Nous circulions à peine. À croire que la maison rapetissait. La table ronde était tout juste pour trois couverts. Un quatrième et il fallait dire au-revoir à son espace personnel.

Je retirai le napperon de la table, crocheté par ma grand-mère maternelle. Une femme que je n'avais jamais connue et qui, parfois, me manquait sans que je ne sache pourquoi. Quant à mon grand-père, personne ne le connaissait. Ce n'était qu'un homme qui avait tenu compagnie à une femme pour une nuit. Une nuit qui avait bouleversée la vie de ma grand-mère, trop jeune pour avoir un enfant, hors du sentier de la religion pour se marier dignement. Mais qu'est-ce qu'elle avait été digne ma grand-mère ! Je ne me lassais jamais d'entendre ma mère en parler. Je l'imaginais si forte, vaillante et fragile en même temps. Tout quitter pour l'enfant d'un inconnu. Travailler sans être mariée, seule avec un nourrisson à sa charge. Rien n'était assez fort pour décrire ce qu'elle avait vécu. Et j'étais très mal placé pour en soupçonner, ne serait-ce que les contours de cette vie d'infortune, à lutter contre la société même, sans fléchir car un petit être comptait pour elle.

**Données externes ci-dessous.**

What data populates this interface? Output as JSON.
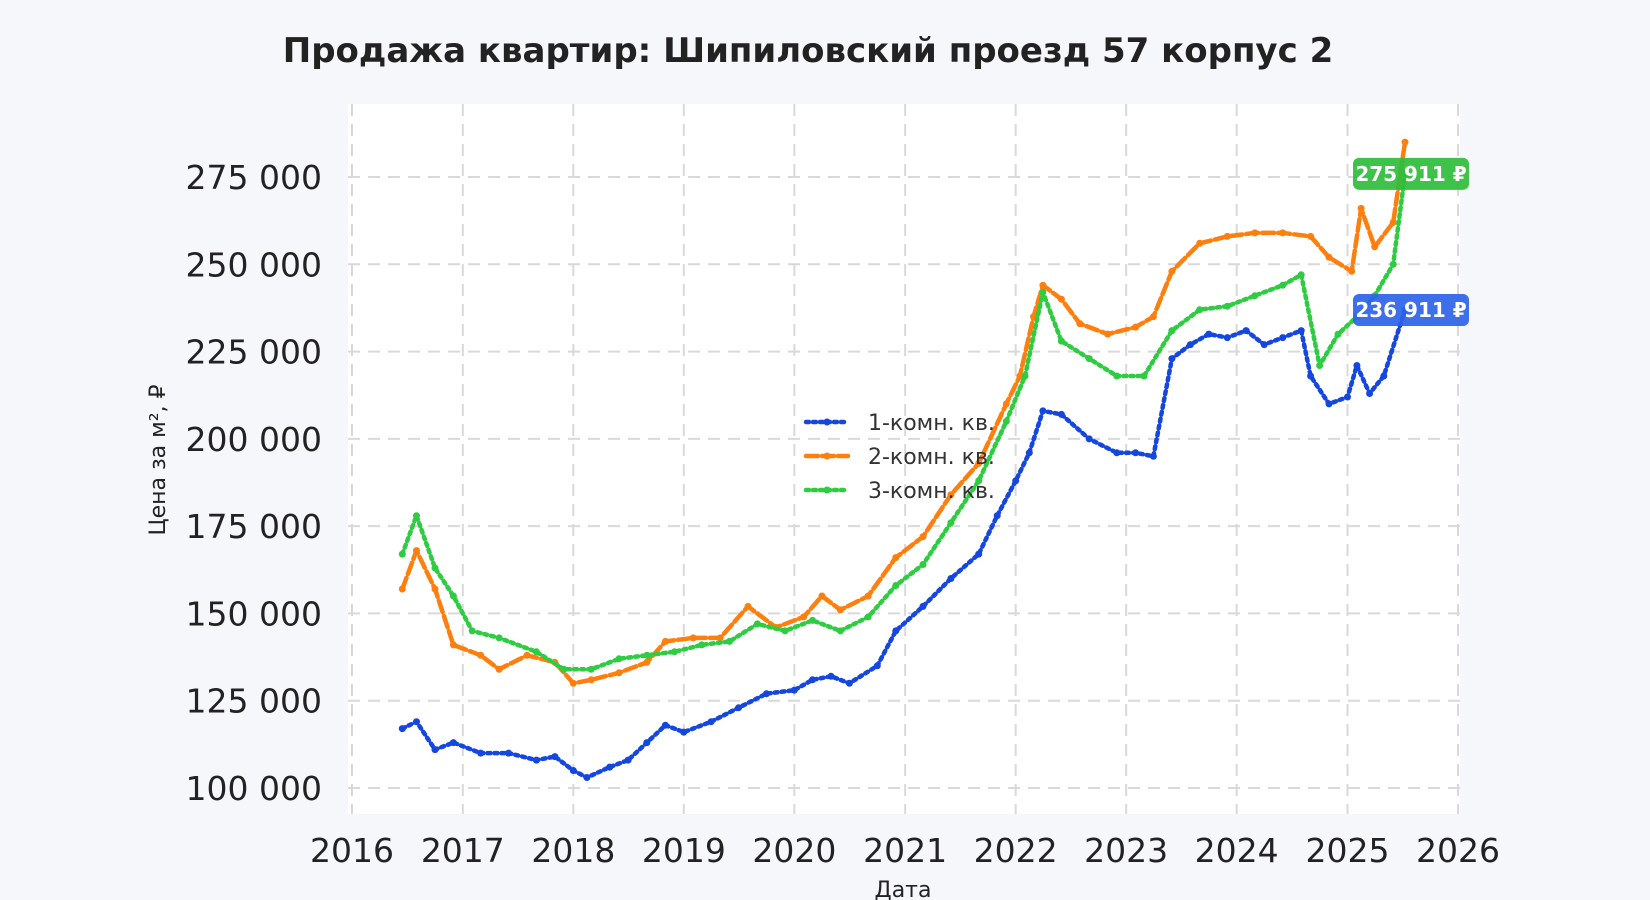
{
  "chart_data": {
    "type": "line",
    "title": "Продажа квартир: Шипиловский проезд 57 корпус 2",
    "xlabel": "Дата",
    "ylabel": "Цена за м², ₽",
    "xlim": [
      "2016-01-01",
      "2026-01-01"
    ],
    "ylim": [
      95000,
      290000
    ],
    "x_ticks": [
      "2016",
      "2017",
      "2018",
      "2019",
      "2020",
      "2021",
      "2022",
      "2023",
      "2024",
      "2025",
      "2026"
    ],
    "y_ticks": [
      100000,
      125000,
      150000,
      175000,
      200000,
      225000,
      250000,
      275000
    ],
    "y_tick_labels": [
      "100 000",
      "125 000",
      "150 000",
      "175 000",
      "200 000",
      "225 000",
      "250 000",
      "275 000"
    ],
    "grid": true,
    "legend_position": "center",
    "series": [
      {
        "name": "1-комн. кв.",
        "color": "#1446e0",
        "style": "dotted",
        "points": [
          [
            "2016-06-15",
            117000
          ],
          [
            "2016-08-01",
            119000
          ],
          [
            "2016-10-01",
            111000
          ],
          [
            "2016-12-01",
            113000
          ],
          [
            "2017-03-01",
            110000
          ],
          [
            "2017-06-01",
            110000
          ],
          [
            "2017-09-01",
            108000
          ],
          [
            "2017-11-01",
            109000
          ],
          [
            "2018-01-01",
            105000
          ],
          [
            "2018-02-15",
            103000
          ],
          [
            "2018-05-01",
            106000
          ],
          [
            "2018-07-01",
            108000
          ],
          [
            "2018-09-01",
            113000
          ],
          [
            "2018-11-01",
            118000
          ],
          [
            "2019-01-01",
            116000
          ],
          [
            "2019-04-01",
            119000
          ],
          [
            "2019-07-01",
            123000
          ],
          [
            "2019-10-01",
            127000
          ],
          [
            "2020-01-01",
            128000
          ],
          [
            "2020-03-01",
            131000
          ],
          [
            "2020-05-01",
            132000
          ],
          [
            "2020-07-01",
            130000
          ],
          [
            "2020-10-01",
            135000
          ],
          [
            "2020-12-01",
            145000
          ],
          [
            "2021-03-01",
            152000
          ],
          [
            "2021-06-01",
            160000
          ],
          [
            "2021-09-01",
            167000
          ],
          [
            "2021-11-01",
            178000
          ],
          [
            "2022-01-01",
            188000
          ],
          [
            "2022-02-15",
            196000
          ],
          [
            "2022-04-01",
            208000
          ],
          [
            "2022-06-01",
            207000
          ],
          [
            "2022-09-01",
            200000
          ],
          [
            "2022-12-01",
            196000
          ],
          [
            "2023-02-01",
            196000
          ],
          [
            "2023-04-01",
            195000
          ],
          [
            "2023-06-01",
            223000
          ],
          [
            "2023-08-01",
            227000
          ],
          [
            "2023-10-01",
            230000
          ],
          [
            "2023-12-01",
            229000
          ],
          [
            "2024-02-01",
            231000
          ],
          [
            "2024-04-01",
            227000
          ],
          [
            "2024-06-01",
            229000
          ],
          [
            "2024-08-01",
            231000
          ],
          [
            "2024-09-01",
            218000
          ],
          [
            "2024-11-01",
            210000
          ],
          [
            "2025-01-01",
            212000
          ],
          [
            "2025-02-01",
            221000
          ],
          [
            "2025-03-15",
            213000
          ],
          [
            "2025-05-01",
            218000
          ],
          [
            "2025-07-10",
            236911
          ]
        ]
      },
      {
        "name": "2-комн. кв.",
        "color": "#ff7f0e",
        "style": "dashed",
        "points": [
          [
            "2016-06-15",
            157000
          ],
          [
            "2016-08-01",
            168000
          ],
          [
            "2016-10-01",
            157000
          ],
          [
            "2016-12-01",
            141000
          ],
          [
            "2017-03-01",
            138000
          ],
          [
            "2017-05-01",
            134000
          ],
          [
            "2017-08-01",
            138000
          ],
          [
            "2017-11-01",
            136000
          ],
          [
            "2018-01-01",
            130000
          ],
          [
            "2018-03-01",
            131000
          ],
          [
            "2018-06-01",
            133000
          ],
          [
            "2018-09-01",
            136000
          ],
          [
            "2018-11-01",
            142000
          ],
          [
            "2019-02-01",
            143000
          ],
          [
            "2019-05-01",
            143000
          ],
          [
            "2019-08-01",
            152000
          ],
          [
            "2019-11-01",
            146000
          ],
          [
            "2020-02-01",
            149000
          ],
          [
            "2020-04-01",
            155000
          ],
          [
            "2020-06-01",
            151000
          ],
          [
            "2020-09-01",
            155000
          ],
          [
            "2020-12-01",
            166000
          ],
          [
            "2021-03-01",
            172000
          ],
          [
            "2021-06-01",
            184000
          ],
          [
            "2021-09-01",
            193000
          ],
          [
            "2021-12-01",
            210000
          ],
          [
            "2022-01-15",
            218000
          ],
          [
            "2022-03-01",
            235000
          ],
          [
            "2022-04-01",
            244000
          ],
          [
            "2022-06-01",
            240000
          ],
          [
            "2022-08-01",
            233000
          ],
          [
            "2022-11-01",
            230000
          ],
          [
            "2023-02-01",
            232000
          ],
          [
            "2023-04-01",
            235000
          ],
          [
            "2023-06-01",
            248000
          ],
          [
            "2023-09-01",
            256000
          ],
          [
            "2023-12-01",
            258000
          ],
          [
            "2024-03-01",
            259000
          ],
          [
            "2024-06-01",
            259000
          ],
          [
            "2024-09-01",
            258000
          ],
          [
            "2024-11-01",
            252000
          ],
          [
            "2025-01-15",
            248000
          ],
          [
            "2025-02-15",
            266000
          ],
          [
            "2025-04-01",
            255000
          ],
          [
            "2025-06-01",
            262000
          ],
          [
            "2025-07-10",
            285000
          ]
        ]
      },
      {
        "name": "3-комн. кв.",
        "color": "#2ecc40",
        "style": "dotted",
        "points": [
          [
            "2016-06-15",
            167000
          ],
          [
            "2016-08-01",
            178000
          ],
          [
            "2016-10-01",
            163000
          ],
          [
            "2016-12-01",
            155000
          ],
          [
            "2017-02-01",
            145000
          ],
          [
            "2017-05-01",
            143000
          ],
          [
            "2017-09-01",
            139000
          ],
          [
            "2017-12-01",
            134000
          ],
          [
            "2018-03-01",
            134000
          ],
          [
            "2018-06-01",
            137000
          ],
          [
            "2018-09-01",
            138000
          ],
          [
            "2018-12-01",
            139000
          ],
          [
            "2019-03-01",
            141000
          ],
          [
            "2019-06-01",
            142000
          ],
          [
            "2019-09-01",
            147000
          ],
          [
            "2019-12-01",
            145000
          ],
          [
            "2020-03-01",
            148000
          ],
          [
            "2020-06-01",
            145000
          ],
          [
            "2020-09-01",
            149000
          ],
          [
            "2020-12-01",
            158000
          ],
          [
            "2021-03-01",
            164000
          ],
          [
            "2021-06-01",
            176000
          ],
          [
            "2021-09-01",
            188000
          ],
          [
            "2021-12-01",
            205000
          ],
          [
            "2022-02-01",
            218000
          ],
          [
            "2022-04-01",
            242000
          ],
          [
            "2022-06-01",
            228000
          ],
          [
            "2022-09-01",
            223000
          ],
          [
            "2022-12-01",
            218000
          ],
          [
            "2023-03-01",
            218000
          ],
          [
            "2023-06-01",
            231000
          ],
          [
            "2023-09-01",
            237000
          ],
          [
            "2023-12-01",
            238000
          ],
          [
            "2024-03-01",
            241000
          ],
          [
            "2024-06-01",
            244000
          ],
          [
            "2024-08-01",
            247000
          ],
          [
            "2024-10-01",
            221000
          ],
          [
            "2024-12-01",
            230000
          ],
          [
            "2025-02-01",
            235000
          ],
          [
            "2025-04-01",
            241000
          ],
          [
            "2025-06-01",
            250000
          ],
          [
            "2025-07-10",
            275911
          ]
        ]
      }
    ],
    "badges": [
      {
        "series": 2,
        "label": "275 911 ₽",
        "value": 275911,
        "color": "#2ebd3a"
      },
      {
        "series": 0,
        "label": "236 911 ₽",
        "value": 236911,
        "color": "#2d63e8"
      }
    ]
  }
}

J'installai la table et appelai Emy pour qu'elle descende manger. Maman sortit de la cuisine, un bandana sur la tête retenant ses cheveux clairs, les mains chargées. Dans l'escalier, un véritable hippopotame les fracassa.

— Emy, doucement, rabroua notre mère.

— Leelee !

Je levai les yeux au ciel et la laissai embrasser ma joue. Je m'étais annoncé en arrivant et maman l'avait certainement prévenu que je venais. Aucune chance donc qu'elle soit surprise de me voir, même si elle le laissa sous-entendre.

— Pourquoi t'es là ? demanda-t-elle en s'installant à table.

— Je n'ai pas le droit de passer à la maison, peut-être ?

— Tu passes jamais. Ou alors, c'est quand t'as plus rien à manger. C'est ça ? Tu viens parce que tu meurs de fin dans ton appart' ?

Elle se mit à rire et je fonçai dans son jeu puéril. Nous nous chamaillâmes, comme à chaque fois que nous nous voyions. Impossible de discuter avec elle plus de deux minutes sans que l'un de nous n'attaque l'autre. Maman en rajouta une couche, agacée de toujours nous entendre nous tirer dans les pattes. Le journal du midi passa sur la chaine principale, nous obligeant à baisser d'un ton avec ma sœur. Gare à celui qui empêchait notre mère d'écouter les informations. C'était plus que du respect : c'était une question de survie.

Je récupérai le saladier avant Emy qui gonfla les joues en silence. J'ignorai son regard de tueuse, ricanant de cette victoire. Elle se vengea bien plus vite, attrapant avant moi la vinaigrette. Elle me tira la langue, fière d'elle.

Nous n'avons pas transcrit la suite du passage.